Первые массовые казни «разбоев» были проведены после разгрома отряда Хлопка. Пленных привезли в Москву и там повесили вместе с их вождем.

Нет сомнения, что в движении «разбоев» в 1602–1603 гг. участвовали всякого рода уголовные элементы. Но этот факт не может заслонить более важных социальных последствий голода. Как справедливо отметил В. И. Буганов, в годы крайних бедствий нередко имели место «голодные бунты», когда доведенная до крайности беднота нападала на владельцев продовольственных излишков, хлебных спекулянтов и пр.

Социальный характер выступлений 1602–1603 гг. проявлялся прежде всего в том, что порожденное угнетением и голодом насилие было обращено против богатых. Источники ничего не сообщают об участии крестьян в выступлениях «разбоев». Иначе обстоит дело с холопами. Их участие в выступлениях 1603 г. засвидетельствовано современниками с полной определенностью. К числу самых ранних свидетельств такого рода относятся «Записки» голландского купца Исаака Массы. Он находился в Москве во время голода, а к составлению своего сказания приступил не позднее 1610 г. По словам Массы, в 1603 г. под Москвой действовал отряд, состоявший из крепостных кнехтов. Эти кнехты, принадлежавшие различным московским боярам и господам, «частью возмутились, соединились вместе и начали грабить путешественников; от них дороги в Польшу и Ливонию сделались весьма опасными, и они укрылись в пустынях и лесах близ дорог».

Сказание Авраамия Палицына подтверждает версию Массы и позволяет уточнить, кого именно последний называл «крепостными кнехтами». При Годунове, писал Палицын, вельможи кабалили не только простых людей, но и благородных, «чествующих издавна многим именем», «наипаче же избранных меченосцев и крепцих со оружии во бранех». Будучи прогнанными со двора во время голода, такие слуги «срама ради скончевахуся бедне, за отечества ради». Одни слуги умирали от голода и унижения, зато другие стали «уклоняться» на разбой. Особенно отличились в этом отношении слуги опальных бояр. В главе «О зачале разбойничества…» Палицын сообщает о том, что Годунов, разорив «домы великих боляр» (Романовых и их родни Черкасских, Сицких, Шестуновых и пр.), распустил всех их «рабов» и положил «заповедь» никому не принимать их на службу. Те, кто знал «ремество», кормились им.
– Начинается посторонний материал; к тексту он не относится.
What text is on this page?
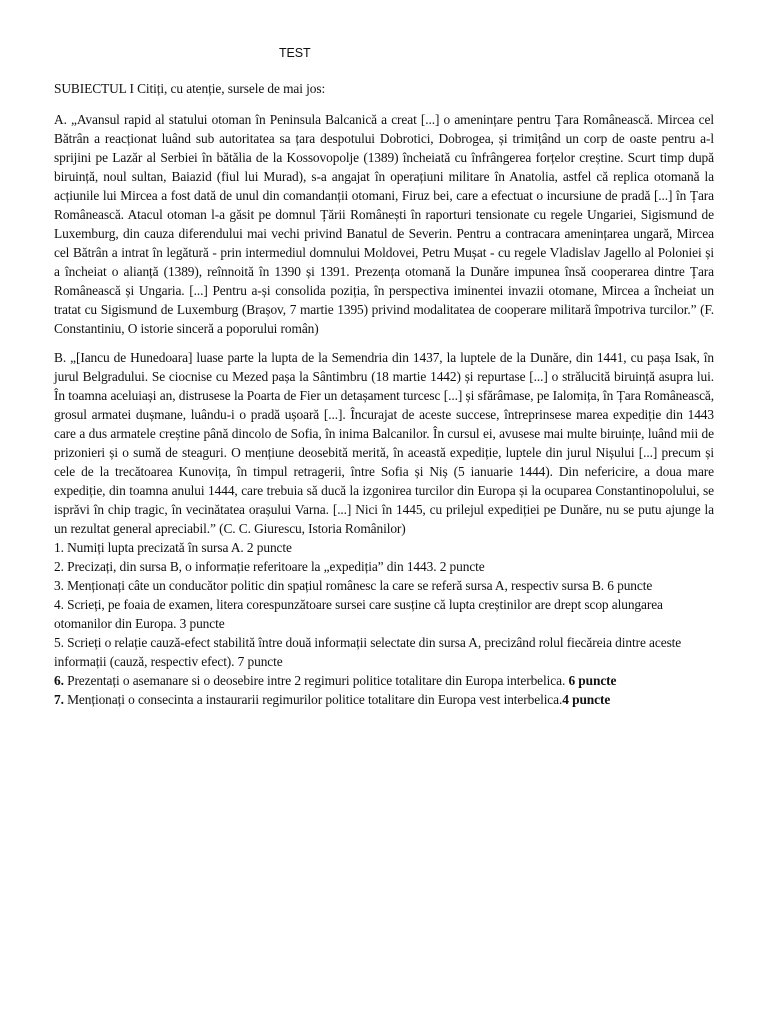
TEST

SUBIECTUL I Citiți, cu atenție, sursele de mai jos:

A. „Avansul rapid al statului otoman în Peninsula Balcanică a creat [...] o amenințare pentru Țara Românească. Mircea cel Bătrân a reacționat luând sub autoritatea sa țara despotului Dobrotici, Dobrogea, și trimițând un corp de oaste pentru a-l sprijini pe Lazăr al Serbiei în bătălia de la Kossovopolje (1389) încheiată cu înfrângerea forțelor creștine. Scurt timp după biruință, noul sultan, Baiazid (fiul lui Murad), s-a angajat în operațiuni militare în Anatolia, astfel că replica otomană la acțiunile lui Mircea a fost dată de unul din comandanții otomani, Firuz bei, care a efectuat o incursiune de pradă [...] în Țara Românească. Atacul otoman l-a găsit pe domnul Țării Românești în raporturi tensionate cu regele Ungariei, Sigismund de Luxemburg, din cauza diferendului mai vechi privind Banatul de Severin. Pentru a contracara amenințarea ungară, Mircea cel Bătrân a intrat în legătură - prin intermediul domnului Moldovei, Petru Mușat - cu regele Vladislav Jagello al Poloniei și a încheiat o alianță (1389), reînnoită în 1390 și 1391. Prezența otomană la Dunăre impunea însă cooperarea dintre Țara Românească și Ungaria. [...] Pentru a-și consolida poziția, în perspectiva iminentei invazii otomane, Mircea a încheiat un tratat cu Sigismund de Luxemburg (Brașov, 7 martie 1395) privind modalitatea de cooperare militară împotriva turcilor.” (F. Constantiniu, O istorie sinceră a poporului român)

B. „[Iancu de Hunedoara] luase parte la lupta de la Semendria din 1437, la luptele de la Dunăre, din 1441, cu pașa Isak, în jurul Belgradului. Se ciocnise cu Mezed pașa la Sântimbru (18 martie 1442) și repurtase [...] o strălucită biruință asupra lui. În toamna aceluiași an, distrusese la Poarta de Fier un detașament turcesc [...] și sfărâmase, pe Ialomița, în Țara Românească, grosul armatei dușmane, luându-i o pradă ușoară [...]. Încurajat de aceste succese, întreprinsese marea expediție din 1443 care a dus armatele creștine până dincolo de Sofia, în inima Balcanilor. În cursul ei, avusese mai multe biruințe, luând mii de prizonieri și o sumă de steaguri. O mențiune deosebită merită, în această expediție, luptele din jurul Nișului [...] precum și cele de la trecătoarea Kunovița, în timpul retragerii, între Sofia și Niș (5 ianuarie 1444). Din nefericire, a doua mare expediție, din toamna anului 1444, care trebuia să ducă la izgonirea turcilor din Europa și la ocuparea Constantinopolului, se isprăvi în chip tragic, în vecinătatea orașului Varna. [...] Nici în 1445, cu prilejul expediției pe Dunăre, nu se putu ajunge la un rezultat general apreciabil.” (C. C. Giurescu, Istoria Românilor)

1. Numiți lupta precizată în sursa A. 2 puncte

2. Precizați, din sursa B, o informație referitoare la „expediția” din 1443. 2 puncte

3. Menționați câte un conducător politic din spațiul românesc la care se referă sursa A, respectiv sursa B. 6 puncte

4. Scrieți, pe foaia de examen, litera corespunzătoare sursei care susține că lupta creștinilor are drept scop alungarea otomanilor din Europa. 3 puncte

5. Scrieți o relație cauză-efect stabilită între două informații selectate din sursa A, precizând rolul fiecăreia dintre aceste informații (cauză, respectiv efect). 7 puncte

6. Prezentați o asemanare si o deosebire intre 2 regimuri politice totalitare din Europa interbelica. 6 puncte

7. Menționați o consecinta a instaurarii regimurilor politice totalitare din Europa vest interbelica.4 puncte
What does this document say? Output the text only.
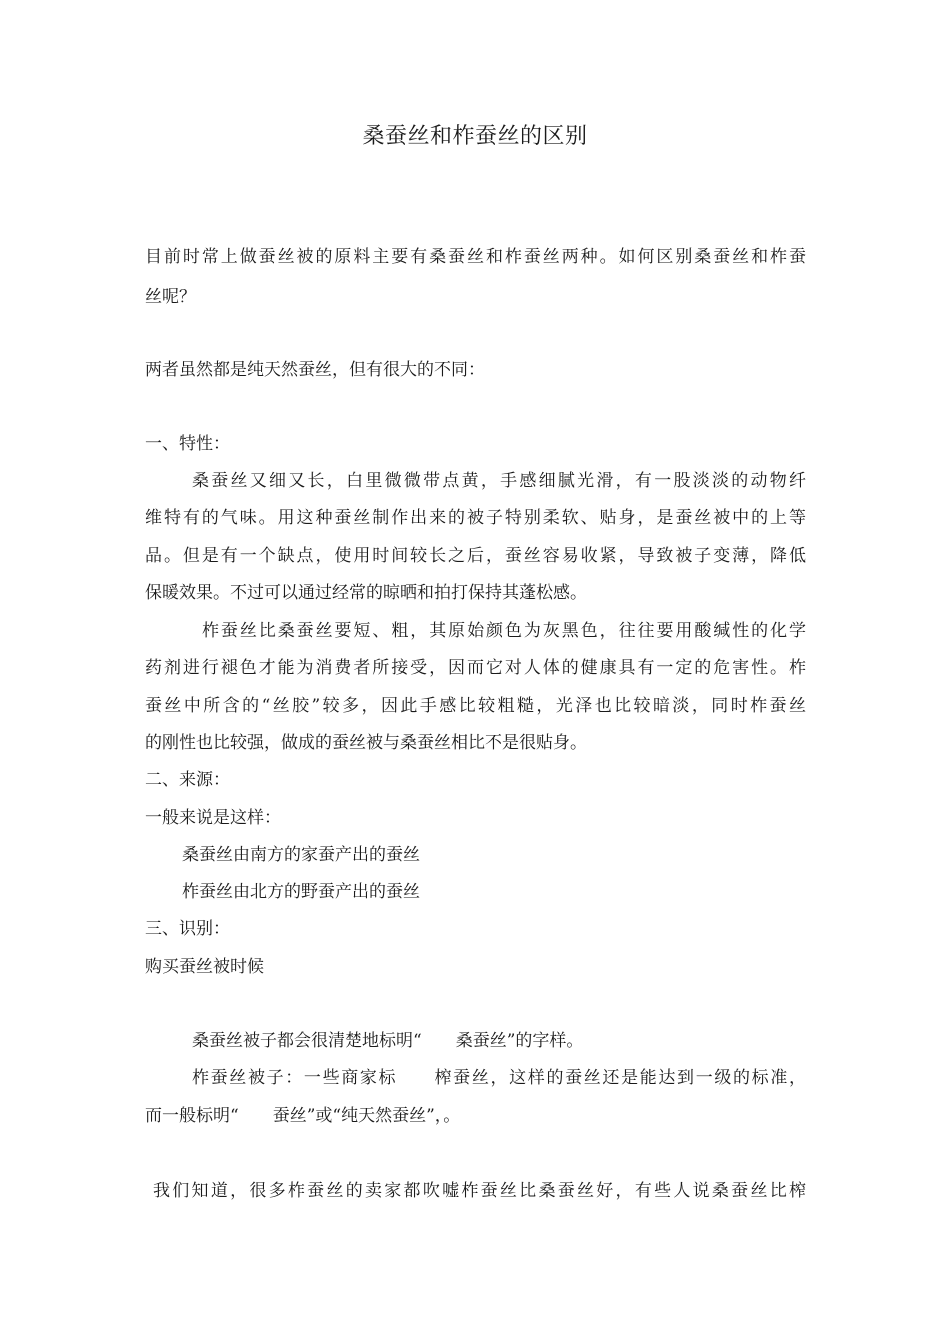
桑蚕丝和柞蚕丝的区别
目前时常上做蚕丝被的原料主要有桑蚕丝和柞蚕丝两种。如何区别桑蚕丝和柞蚕
丝呢？
两者虽然都是纯天然蚕丝，但有很大的不同：
一、特性：
桑蚕丝又细又长，白里微微带点黄，手感细腻光滑，有一股淡淡的动物纤
维特有的气味。用这种蚕丝制作出来的被子特别柔软、贴身，是蚕丝被中的上等
品。但是有一个缺点，使用时间较长之后，蚕丝容易收紧，导致被子变薄，降低
保暖效果。不过可以通过经常的晾晒和拍打保持其蓬松感。
柞蚕丝比桑蚕丝要短、粗，其原始颜色为灰黑色，往往要用酸缄性的化学
药剂进行褪色才能为消费者所接受，因而它对人体的健康具有一定的危害性。柞
蚕丝中所含的“丝胶”较多，因此手感比较粗糙，光泽也比较暗淡，同时柞蚕丝
的刚性也比较强，做成的蚕丝被与桑蚕丝相比不是很贴身。
二、来源：
一般来说是这样：
桑蚕丝由南方的家蚕产出的蚕丝
柞蚕丝由北方的野蚕产出的蚕丝
三、识别：
购买蚕丝被时候
桑蚕丝被子都会很清楚地标明“　　桑蚕丝”的字样。
柞蚕丝被子：一些商家标　　榨蚕丝，这样的蚕丝还是能达到一级的标准，
而一般标明“　　蚕丝”或“纯天然蚕丝”，。
我们知道，很多柞蚕丝的卖家都吹嘘柞蚕丝比桑蚕丝好，有些人说桑蚕丝比榨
Зато боевые холопы, «иже на конех играющей, сии к велику греху уклоняхуся и к толику, якова же не бысть в России от начала благочестия». Из московских мест, утверждал Палицын, возмутившиеся боярские боевые слуги «отхождаху» в северские города, и «аще и не вкупе, но боле двадесяти тысящь сицевых воров обретшеся по мнозе времяни во осаде и сидении в Калуге и Туле» (в войске Болотникова).